Pourtant d’habitude extrêmement prudent et dévoué, Lundi avait commis un grave impair. Il avait omis de recharger les batteries des Canon ; or, nul n’ignorait que Short Kikh Silver tenait à avoir ses appareils photo en permanence à portée de main, pour photographier les couchers de soleil sur la lagune, et les poster sur Insta.
« L’or du soir qui tombe est la seule richesse véritable » comme l’affirmait le Capitaine, avec dans les yeux un voile de nostalgie qu’on ne lui connaissait pas. Son humeur était maussade, depuis ces nombreux mois qu’il était coincé à terre avec son équipage ; il se remémorait l’époque où les pavillons noirs caribéens n’étaient pas en berne, mais flottaient au vent, dans l’odeur des embruns.
Helas, depuis que l’épidémie de choléra frappait les Caraïbes, toutes les îles des environs étaient sous couvre-feu permanent.

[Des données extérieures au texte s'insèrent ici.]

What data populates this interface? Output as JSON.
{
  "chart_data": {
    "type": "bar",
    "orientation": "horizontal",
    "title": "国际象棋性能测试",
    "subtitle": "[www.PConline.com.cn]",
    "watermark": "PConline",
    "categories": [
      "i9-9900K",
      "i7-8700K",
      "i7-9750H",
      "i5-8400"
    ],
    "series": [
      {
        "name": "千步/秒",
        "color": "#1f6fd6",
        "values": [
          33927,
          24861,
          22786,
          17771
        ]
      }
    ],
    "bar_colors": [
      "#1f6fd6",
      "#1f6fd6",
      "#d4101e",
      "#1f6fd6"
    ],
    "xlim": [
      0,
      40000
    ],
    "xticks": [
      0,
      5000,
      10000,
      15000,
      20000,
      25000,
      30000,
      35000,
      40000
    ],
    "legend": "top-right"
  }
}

De Saint-Jupille et Grenadines (capitale : Tango) aux Îles Lindemans ; de Saint-Déglingue (où les Dominicains étaient frappés de plein fouet par l’épidémie, surtout s’ils étaient noirs), jusqu’à LeFort-Nassau ; partout, interdiction était faite de naviguer sans lettres de commandites dûment signées et cachetées par un gouverneur.
Ce qui mettait bien sûr en difficulté les activités commerciales un peu trop douteuses, et privait les flibustiers de pratiquer leur petit hobby, sous peine de devoir affronter toutes les forces navales du Vieux Incontinent.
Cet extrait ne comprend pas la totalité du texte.